G.S. Megas Alexandros Thessaloniki
- Full name: Gymnastikos Syllogos Megas Alexandros (Gymnastic Club Alexander the Great)
- Nicknames: Μέγας (The big) Καμινίκια (Kaminikia)
- Founded: 1923; 103 years ago
- Ground: Megas Alexandros Ground
- Capacity: 1,000
- Owner: Vasilios Gountziouris
- Manager: Ilias Galanopoulos
- League: Macedonia FCA Second Division
- 2025–26: Macedonia FCA Third Division (Group 3), 1st (promoted)
- Website: http://www.megasalexandrosfc.gr/
| Home colours |

= G.S. Megas Alexandros Thessaloniki =

G.S. Megas Alexandros Thessaloniki (Greek: Γ.Σ. Μέγας Αλέξανδρος) is a multi-sport club that is located in the district of Dépôt, in the city of Thessaloniki, Greece. The club's full name is Gymnastikos Syllogos Megas Alexandros (Γυμναστικός Σύλλογος Μέγας Αλέξανδρος). It retains sporting departments in basketball, fencing, football, volleyball, and olympic weightlifting.

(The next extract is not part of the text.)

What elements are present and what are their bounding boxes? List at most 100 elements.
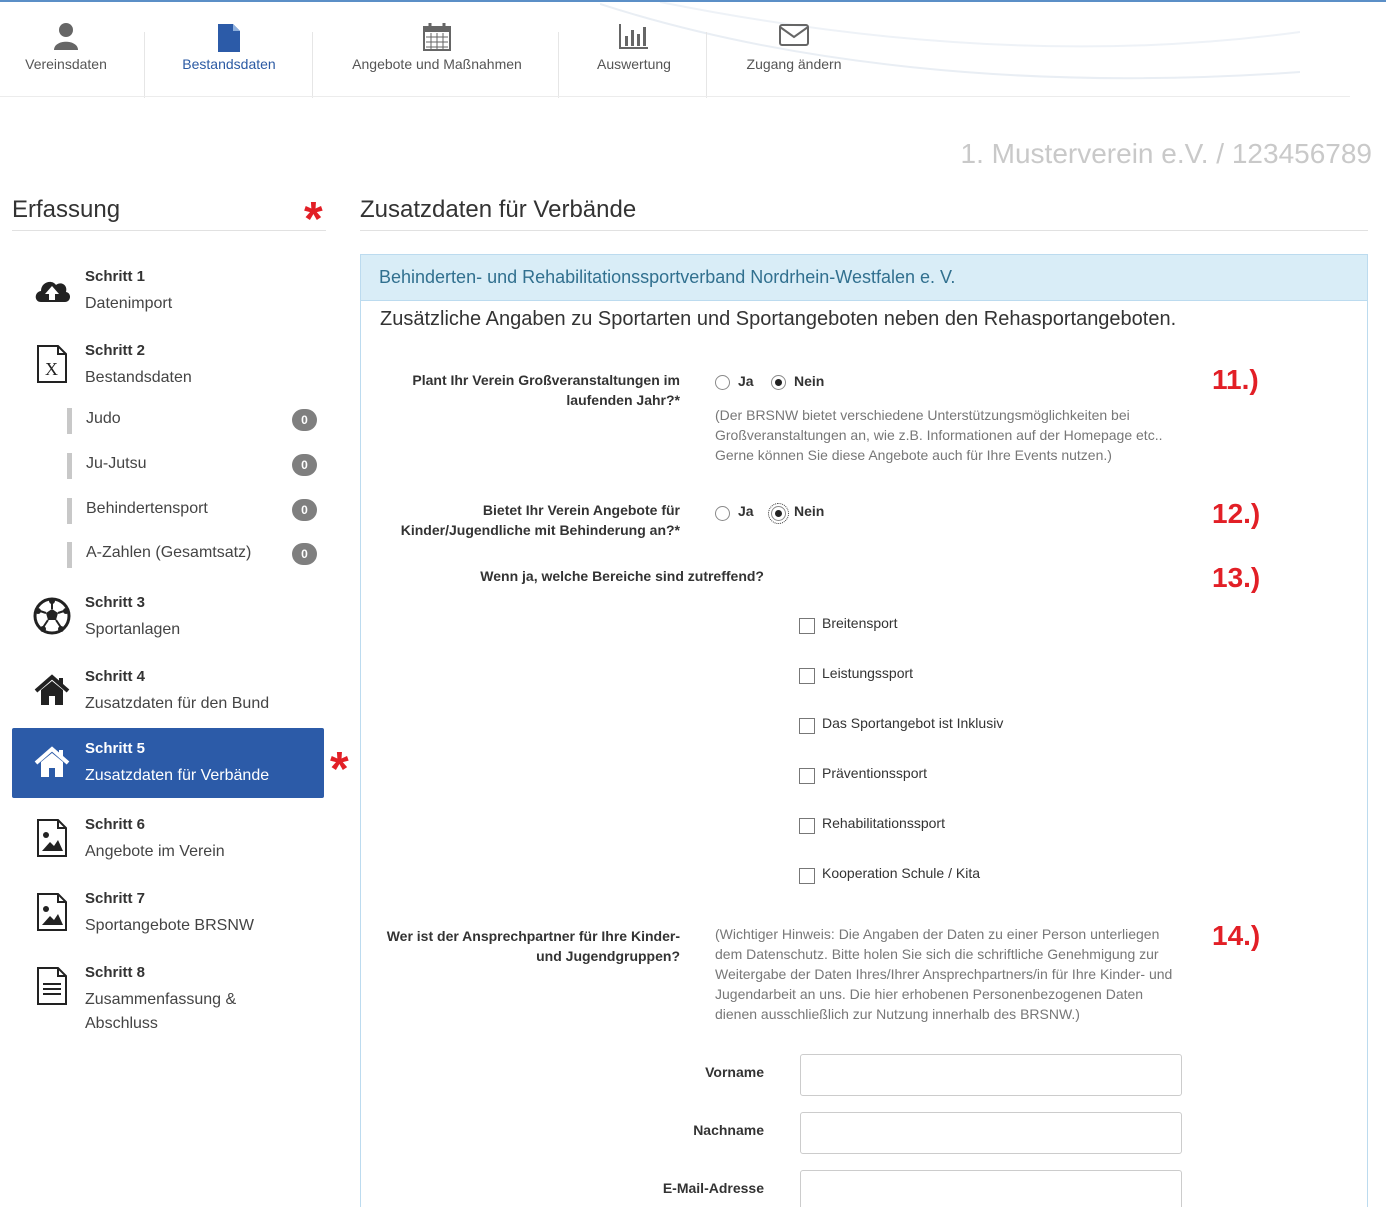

The club's colours are red and black, and its emblem is an image of Alexander the Great.

==History==
The multi-sport club of G.S. Megas Alexandros Thessaloniki was founded in 1923. The club's men's football team participated in the Panhellenic Championships of 1932–33, 1933–34, and 1934–35. In those seasons, it failed to win any titles.The basketball and volleyball divisions of the club became its primary focuses in the ensuing decades, particularly their respective sports academies.